Careful what you name things
On Friday I decided to create a new class called Failure. A Failure is stored anytime an unexpected exception is raised in our application. There are various subclasses to indicate many specific types of failures such as FrontendFailure and BackendFailure, each of which has different behavior. For example, FrontendFailure might send e-mail after_save. Other failure classes represent expected but unhandlable errors like "your template code is wrong". In those cases we can e-mail the user. We could even look through the failures to see if the user's problem has been fixed yet.
The failures table. (data is a serialized OpenStruct so subclasses can store anything they like)
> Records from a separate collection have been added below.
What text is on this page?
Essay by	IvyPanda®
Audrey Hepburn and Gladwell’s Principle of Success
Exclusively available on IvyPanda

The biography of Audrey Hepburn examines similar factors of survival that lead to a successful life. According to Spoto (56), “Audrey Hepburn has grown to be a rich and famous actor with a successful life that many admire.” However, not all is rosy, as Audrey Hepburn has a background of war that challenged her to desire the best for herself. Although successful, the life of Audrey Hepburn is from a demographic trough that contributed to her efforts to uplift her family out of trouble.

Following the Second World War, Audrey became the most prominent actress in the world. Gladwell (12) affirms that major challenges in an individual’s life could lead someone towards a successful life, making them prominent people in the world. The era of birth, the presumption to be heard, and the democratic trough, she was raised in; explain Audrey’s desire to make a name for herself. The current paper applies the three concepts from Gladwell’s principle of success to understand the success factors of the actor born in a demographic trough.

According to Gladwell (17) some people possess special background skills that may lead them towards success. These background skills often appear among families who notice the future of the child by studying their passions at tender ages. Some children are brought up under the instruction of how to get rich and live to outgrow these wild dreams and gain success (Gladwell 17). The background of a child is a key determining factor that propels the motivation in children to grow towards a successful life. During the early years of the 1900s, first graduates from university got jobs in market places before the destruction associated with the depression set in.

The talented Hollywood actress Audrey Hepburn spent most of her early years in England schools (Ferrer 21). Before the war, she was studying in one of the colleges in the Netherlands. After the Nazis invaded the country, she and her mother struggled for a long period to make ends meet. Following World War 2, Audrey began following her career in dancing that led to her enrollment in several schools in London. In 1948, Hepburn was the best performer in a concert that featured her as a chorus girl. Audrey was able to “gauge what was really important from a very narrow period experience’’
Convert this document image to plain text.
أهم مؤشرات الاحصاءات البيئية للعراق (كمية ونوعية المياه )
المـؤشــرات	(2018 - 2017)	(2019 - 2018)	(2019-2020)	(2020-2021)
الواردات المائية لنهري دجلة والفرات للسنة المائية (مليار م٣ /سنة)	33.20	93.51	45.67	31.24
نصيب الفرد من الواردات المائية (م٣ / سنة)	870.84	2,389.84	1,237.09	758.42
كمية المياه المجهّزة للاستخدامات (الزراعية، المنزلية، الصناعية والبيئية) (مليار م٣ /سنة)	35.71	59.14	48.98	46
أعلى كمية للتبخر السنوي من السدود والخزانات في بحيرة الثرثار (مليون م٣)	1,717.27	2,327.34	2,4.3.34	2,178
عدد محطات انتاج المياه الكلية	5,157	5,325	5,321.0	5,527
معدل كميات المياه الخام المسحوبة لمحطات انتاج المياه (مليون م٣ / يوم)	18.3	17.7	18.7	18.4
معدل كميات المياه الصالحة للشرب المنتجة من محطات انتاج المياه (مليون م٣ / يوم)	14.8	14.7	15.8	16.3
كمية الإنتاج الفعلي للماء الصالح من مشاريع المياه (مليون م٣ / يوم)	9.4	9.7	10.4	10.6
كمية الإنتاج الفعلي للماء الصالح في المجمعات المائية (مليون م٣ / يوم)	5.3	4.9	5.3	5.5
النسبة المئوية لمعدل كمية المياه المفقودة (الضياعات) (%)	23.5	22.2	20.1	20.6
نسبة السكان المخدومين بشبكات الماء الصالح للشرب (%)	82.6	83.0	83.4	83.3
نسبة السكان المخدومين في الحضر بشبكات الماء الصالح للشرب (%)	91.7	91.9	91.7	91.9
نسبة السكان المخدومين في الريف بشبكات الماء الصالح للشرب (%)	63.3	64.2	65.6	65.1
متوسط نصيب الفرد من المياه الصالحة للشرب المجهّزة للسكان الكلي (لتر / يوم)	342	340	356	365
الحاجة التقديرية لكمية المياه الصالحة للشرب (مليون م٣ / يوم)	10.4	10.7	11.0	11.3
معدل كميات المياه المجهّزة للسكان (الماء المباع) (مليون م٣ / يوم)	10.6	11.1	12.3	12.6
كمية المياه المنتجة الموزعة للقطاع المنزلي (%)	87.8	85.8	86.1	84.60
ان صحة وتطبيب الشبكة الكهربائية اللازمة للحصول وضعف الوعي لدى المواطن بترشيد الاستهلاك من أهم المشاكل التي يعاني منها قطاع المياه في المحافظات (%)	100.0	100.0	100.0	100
create_table :failures do |t| t.column :type, :string t.column :exception_class, :string t.column :exception_message, :string t.column :backtrace, :text t.column :message, :string t.column :data, :text t.column :status, :integer t.column :created_at, :datetime t.column :updated_at, :datetime end
Sample usage.
begin do_something_big_and_complicated rescue ComplicatedError => e ComplicatedFailure.occurred e, "it happened again" end
Ok, so this works great. No problems. The problem was more subtle. Really subtle.
As I worked on this bit of code and started using it to debug various features, I started getting depressed. Not slit-your-wrists depressed but definitely bummed. Having just read Malcolm Gladwell's excellent Blink I can only say it was from constantly reading, typing, and thinking about "failure" over the course of a few hours.